Reflecting on why I lost interest, I recall someone’s remark that an essential criterion in choosing an open-source project to contribute to was the value it represented for the person. Perhaps, I failed to launch with NancyFx because I did not have to use it on a daily basis and would not enjoy any return for my effort.
I wanted to join an open-source project, to begin with, because I felt that I was consuming too much and was not giving back enough. But, in hindsight, I see several occasions when I have contributed to open-source.
I implemented support for MSTest 2005 in MbUnit when it only supported MSTest 2008; I submitted custom controls to wxWindows; I wrote articles for, submitted bug reports to, and participated in discussions for JPOX; I was very active on the RIFE mailing list; and, I initiated an open-source project to implement an artificial neural network in PHP.

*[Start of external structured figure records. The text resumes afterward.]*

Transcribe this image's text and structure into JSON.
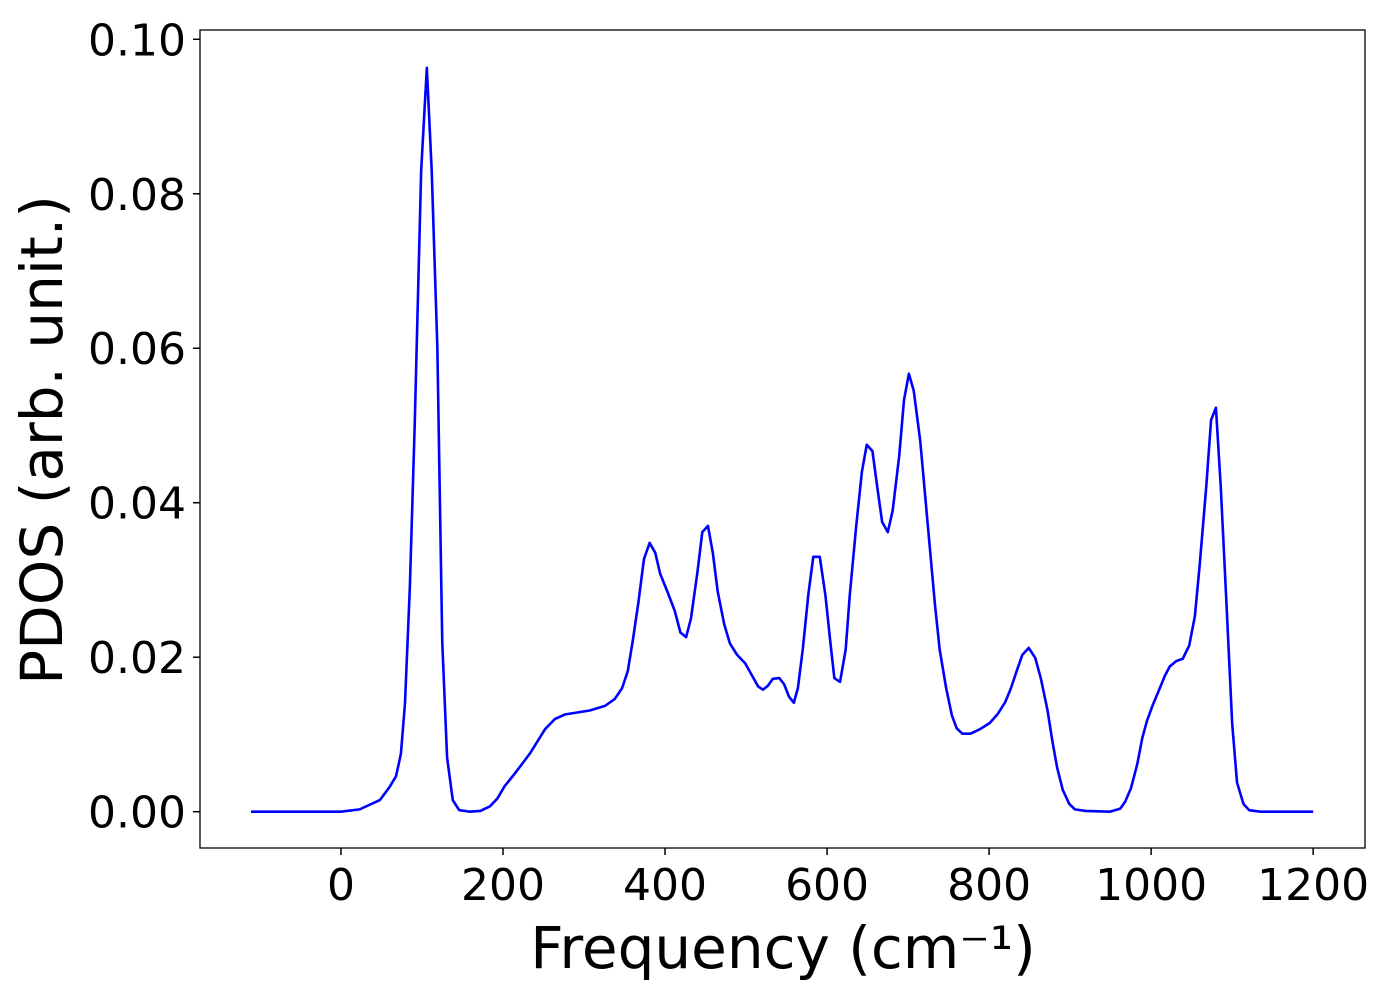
{
  "chart_data": {
    "type": "line",
    "xlabel": "Frequency (cm⁻¹)",
    "ylabel": "PDOS (arb. unit.)",
    "xlim": [
      -174,
      1264
    ],
    "ylim": [
      -0.0047,
      0.1012
    ],
    "xticks": [
      0,
      200,
      400,
      600,
      800,
      1000,
      1200
    ],
    "yticks": [
      {
        "value": 0,
        "label": "0.00"
      },
      {
        "value": 0.02,
        "label": "0.02"
      },
      {
        "value": 0.04,
        "label": "0.04"
      },
      {
        "value": 0.06,
        "label": "0.06"
      },
      {
        "value": 0.08,
        "label": "0.08"
      },
      {
        "value": 0.1,
        "label": "0.10"
      }
    ],
    "grid": false,
    "series": [
      {
        "color": "#0000ff",
        "x": [
          -111,
          0,
          23,
          48,
          60,
          68,
          74,
          79,
          85,
          91,
          99,
          106,
          112,
          119,
          125,
          131,
          138,
          146,
          159,
          172,
          184,
          193,
          202,
          215,
          233,
          252,
          264,
          277,
          307,
          326,
          338,
          347,
          354,
          360,
          367,
          374,
          381,
          388,
          394,
          404,
          412,
          419,
          426,
          432,
          440,
          446,
          453,
          459,
          465,
          473,
          480,
          489,
          499,
          507,
          515,
          521,
          527,
          533,
          541,
          547,
          553,
          559,
          564,
          570,
          577,
          583,
          591,
          598,
          604,
          609,
          616,
          623,
          628,
          636,
          643,
          649,
          656,
          662,
          668,
          675,
          681,
          689,
          695,
          701,
          707,
          715,
          721,
          727,
          733,
          739,
          747,
          754,
          760,
          767,
          777,
          789,
          801,
          811,
          820,
          827,
          835,
          841,
          849,
          857,
          864,
          872,
          878,
          884,
          891,
          899,
          906,
          919,
          949,
          962,
          968,
          975,
          983,
          989,
          995,
          1002,
          1010,
          1017,
          1023,
          1031,
          1039,
          1047,
          1054,
          1060,
          1068,
          1074,
          1080,
          1086,
          1093,
          1100,
          1106,
          1114,
          1121,
          1135,
          1200
        ],
        "values": [
          0,
          0,
          0.0003,
          0.0015,
          0.0032,
          0.0046,
          0.0075,
          0.014,
          0.029,
          0.05,
          0.083,
          0.0963,
          0.083,
          0.06,
          0.022,
          0.007,
          0.0015,
          0.0002,
          0,
          0.0001,
          0.0007,
          0.0017,
          0.0033,
          0.005,
          0.0075,
          0.0107,
          0.012,
          0.0126,
          0.0131,
          0.0137,
          0.0146,
          0.016,
          0.0182,
          0.022,
          0.027,
          0.0327,
          0.0348,
          0.0335,
          0.0308,
          0.0282,
          0.026,
          0.0232,
          0.0226,
          0.025,
          0.031,
          0.0362,
          0.037,
          0.0335,
          0.0285,
          0.0243,
          0.0218,
          0.0203,
          0.0192,
          0.0177,
          0.0162,
          0.0158,
          0.0163,
          0.0172,
          0.0173,
          0.0165,
          0.0149,
          0.0141,
          0.016,
          0.021,
          0.0282,
          0.033,
          0.033,
          0.028,
          0.022,
          0.0173,
          0.0168,
          0.021,
          0.028,
          0.037,
          0.044,
          0.0475,
          0.0467,
          0.042,
          0.0375,
          0.0362,
          0.039,
          0.046,
          0.0533,
          0.0567,
          0.0545,
          0.048,
          0.041,
          0.034,
          0.027,
          0.021,
          0.016,
          0.0125,
          0.0108,
          0.0101,
          0.0101,
          0.0107,
          0.0115,
          0.0127,
          0.0142,
          0.016,
          0.0185,
          0.0203,
          0.0212,
          0.0199,
          0.0172,
          0.0132,
          0.0092,
          0.0057,
          0.0028,
          0.001,
          0.0003,
          0.0001,
          0,
          0.0004,
          0.0013,
          0.003,
          0.0062,
          0.0095,
          0.0118,
          0.0138,
          0.0158,
          0.0176,
          0.0188,
          0.0195,
          0.0198,
          0.0215,
          0.0253,
          0.032,
          0.042,
          0.0507,
          0.0523,
          0.042,
          0.027,
          0.0115,
          0.0038,
          0.001,
          0.0002,
          0,
          0
        ]
      }
    ]
  }
}
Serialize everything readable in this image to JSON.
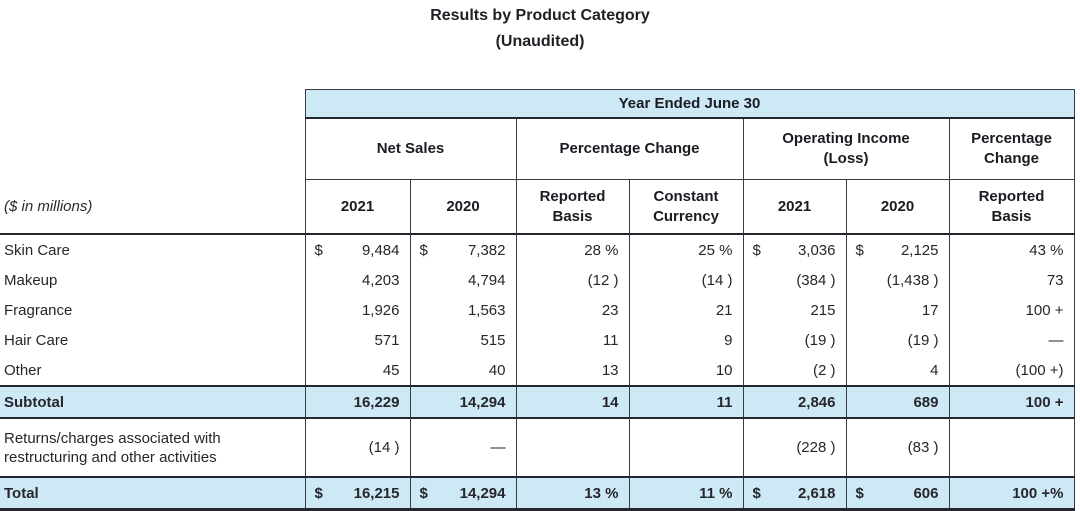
{
  "title": {
    "line1": "Results by Product Category",
    "line2": "(Unaudited)"
  },
  "colors": {
    "highlight_blue": "#cee9f6",
    "border_dark": "#2b2b34",
    "text": "#26262c"
  },
  "table": {
    "band_header": "Year Ended June 30",
    "groups": [
      {
        "l1": "Net Sales",
        "l2": ""
      },
      {
        "l1": "Percentage Change",
        "l2": ""
      },
      {
        "l1": "Operating Income",
        "l2": "(Loss)"
      },
      {
        "l1": "Percentage",
        "l2": "Change"
      }
    ],
    "millions_note": "($ in millions)",
    "col_headers": [
      {
        "l1": "2021",
        "l2": ""
      },
      {
        "l1": "2020",
        "l2": ""
      },
      {
        "l1": "Reported",
        "l2": "Basis"
      },
      {
        "l1": "Constant",
        "l2": "Currency"
      },
      {
        "l1": "2021",
        "l2": ""
      },
      {
        "l1": "2020",
        "l2": ""
      },
      {
        "l1": "Reported",
        "l2": "Basis"
      }
    ],
    "rows": [
      {
        "label": "Skin Care",
        "cells": [
          {
            "d": "$",
            "v": "9,484"
          },
          {
            "d": "$",
            "v": "7,382"
          },
          {
            "v": "28 %"
          },
          {
            "v": "25 %"
          },
          {
            "d": "$",
            "v": "3,036"
          },
          {
            "d": "$",
            "v": "2,125"
          },
          {
            "v": "43 %"
          }
        ]
      },
      {
        "label": "Makeup",
        "cells": [
          {
            "v": "4,203"
          },
          {
            "v": "4,794"
          },
          {
            "v": "(12 )"
          },
          {
            "v": "(14 )"
          },
          {
            "v": "(384 )"
          },
          {
            "v": "(1,438 )"
          },
          {
            "v": "73"
          }
        ]
      },
      {
        "label": "Fragrance",
        "cells": [
          {
            "v": "1,926"
          },
          {
            "v": "1,563"
          },
          {
            "v": "23"
          },
          {
            "v": "21"
          },
          {
            "v": "215"
          },
          {
            "v": "17"
          },
          {
            "v": "100 +"
          }
        ]
      },
      {
        "label": "Hair Care",
        "cells": [
          {
            "v": "571"
          },
          {
            "v": "515"
          },
          {
            "v": "11"
          },
          {
            "v": "9"
          },
          {
            "v": "(19 )"
          },
          {
            "v": "(19 )"
          },
          {
            "v": "—"
          }
        ]
      },
      {
        "label": "Other",
        "cells": [
          {
            "v": "45"
          },
          {
            "v": "40"
          },
          {
            "v": "13"
          },
          {
            "v": "10"
          },
          {
            "v": "(2 )"
          },
          {
            "v": "4"
          },
          {
            "v": "(100 +)"
          }
        ]
      }
    ],
    "subtotal": {
      "label": "Subtotal",
      "cells": [
        {
          "v": "16,229"
        },
        {
          "v": "14,294"
        },
        {
          "v": "14"
        },
        {
          "v": "11"
        },
        {
          "v": "2,846"
        },
        {
          "v": "689"
        },
        {
          "v": "100 +"
        }
      ]
    },
    "returns_row": {
      "label_l1": "Returns/charges associated with",
      "label_l2": "restructuring and other activities",
      "cells": [
        {
          "v": "(14 )"
        },
        {
          "v": "—"
        },
        {
          "v": ""
        },
        {
          "v": ""
        },
        {
          "v": "(228 )"
        },
        {
          "v": "(83 )"
        },
        {
          "v": ""
        }
      ]
    },
    "total": {
      "label": "Total",
      "cells": [
        {
          "d": "$",
          "v": "16,215"
        },
        {
          "d": "$",
          "v": "14,294"
        },
        {
          "v": "13 %"
        },
        {
          "v": "11 %"
        },
        {
          "d": "$",
          "v": "2,618"
        },
        {
          "d": "$",
          "v": "606"
        },
        {
          "v": "100 +%"
        }
      ]
    }
  }
}
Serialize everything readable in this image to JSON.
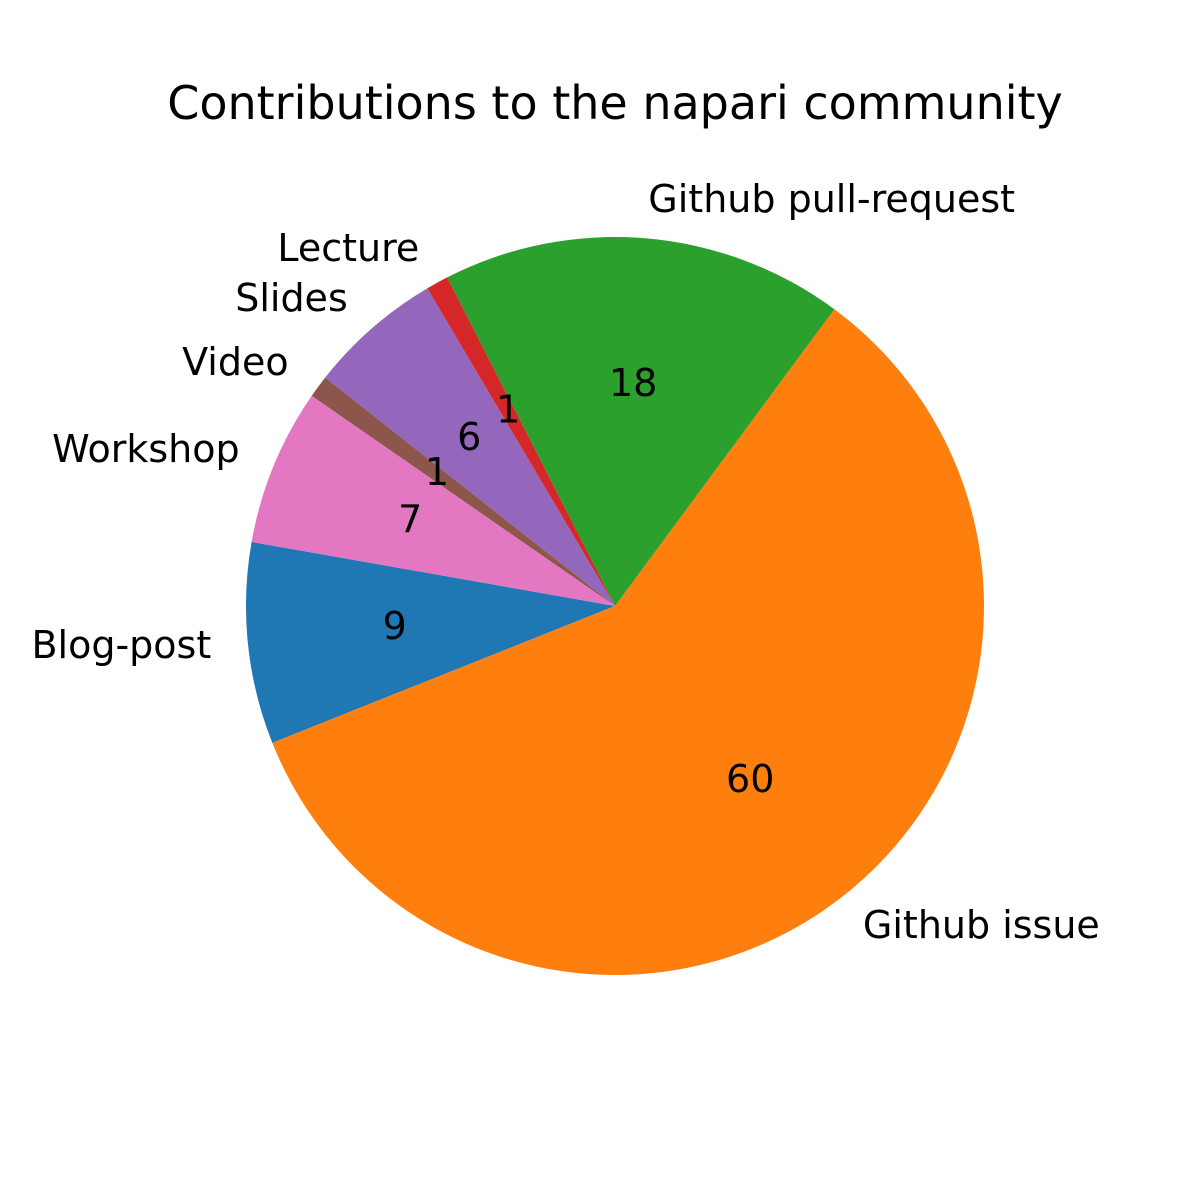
{
  "chart_data": {
    "type": "pie",
    "title": "Contributions to the napari community",
    "slices": [
      {
        "label": "Blog-post",
        "value": 9,
        "color": "#1f77b4"
      },
      {
        "label": "Github issue",
        "value": 60,
        "color": "#ff7f0e"
      },
      {
        "label": "Github pull-request",
        "value": 18,
        "color": "#2ca02c"
      },
      {
        "label": "Lecture",
        "value": 1,
        "color": "#d62728"
      },
      {
        "label": "Slides",
        "value": 6,
        "color": "#9467bd"
      },
      {
        "label": "Video",
        "value": 1,
        "color": "#8c564b"
      },
      {
        "label": "Workshop",
        "value": 7,
        "color": "#e377c2"
      }
    ],
    "start_angle_deg": 170,
    "direction": "counterclockwise",
    "value_labels_shown": true,
    "legend": "none"
  }
}
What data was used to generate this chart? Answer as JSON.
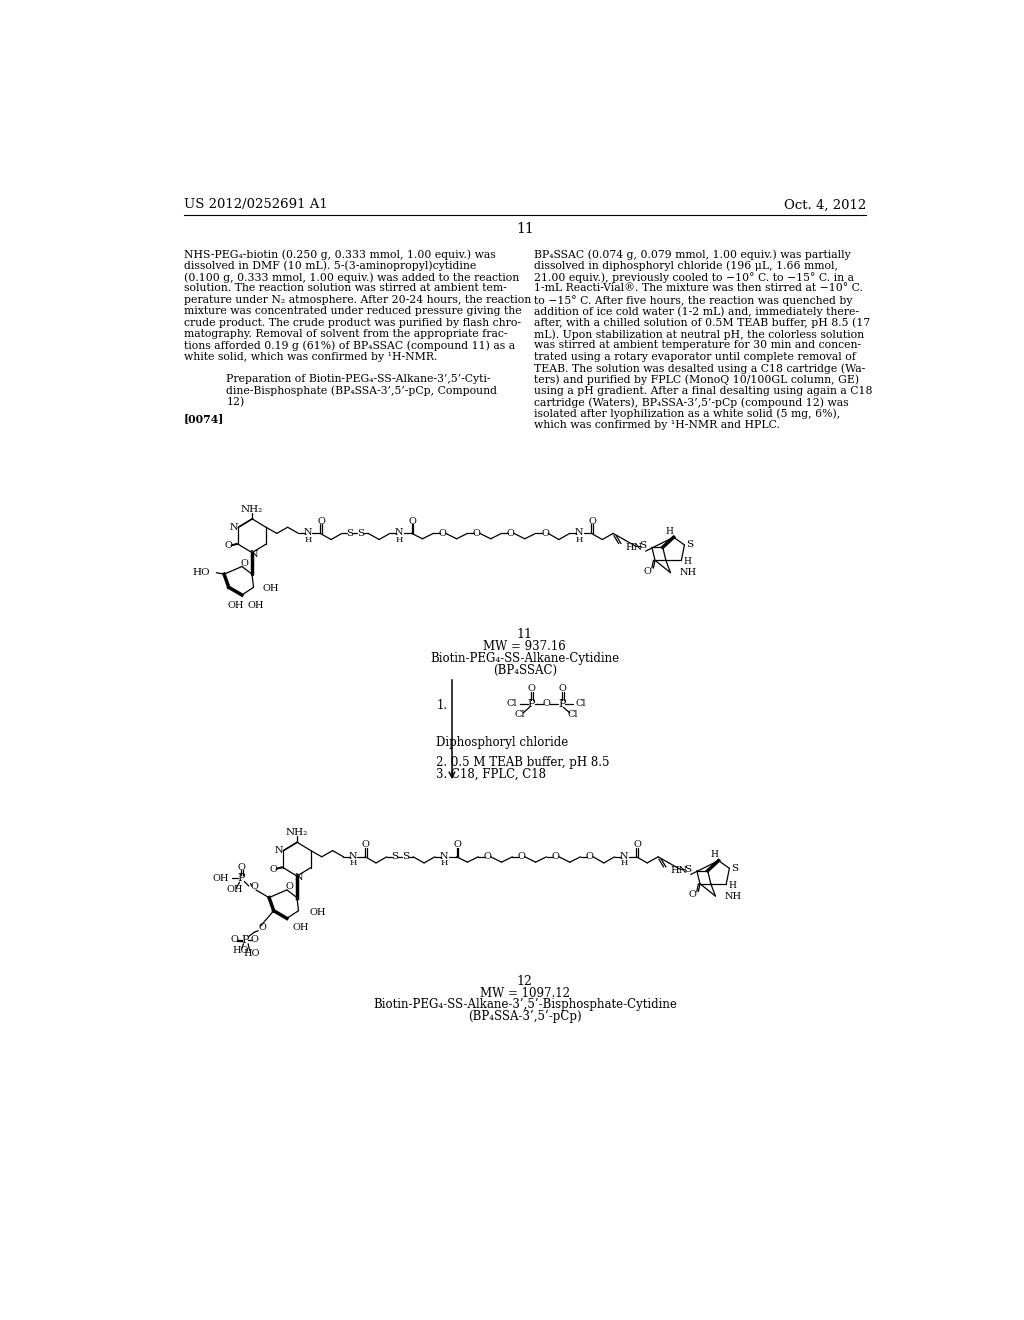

All these contributions started from something that I needed but that would also be useful to the community. Giving back these small bits felt natural. On the other hand, what happened in my attempt to join NancyFx was that I was forcing it onto myself.
I guess what I am trying to say is that nobody should feel compelled to give back to open-source. Just using the software produced by the community, I suppose, is an acknowledgment and appreciation of their effort. When the time comes for you to contribute something, it will just happen naturally.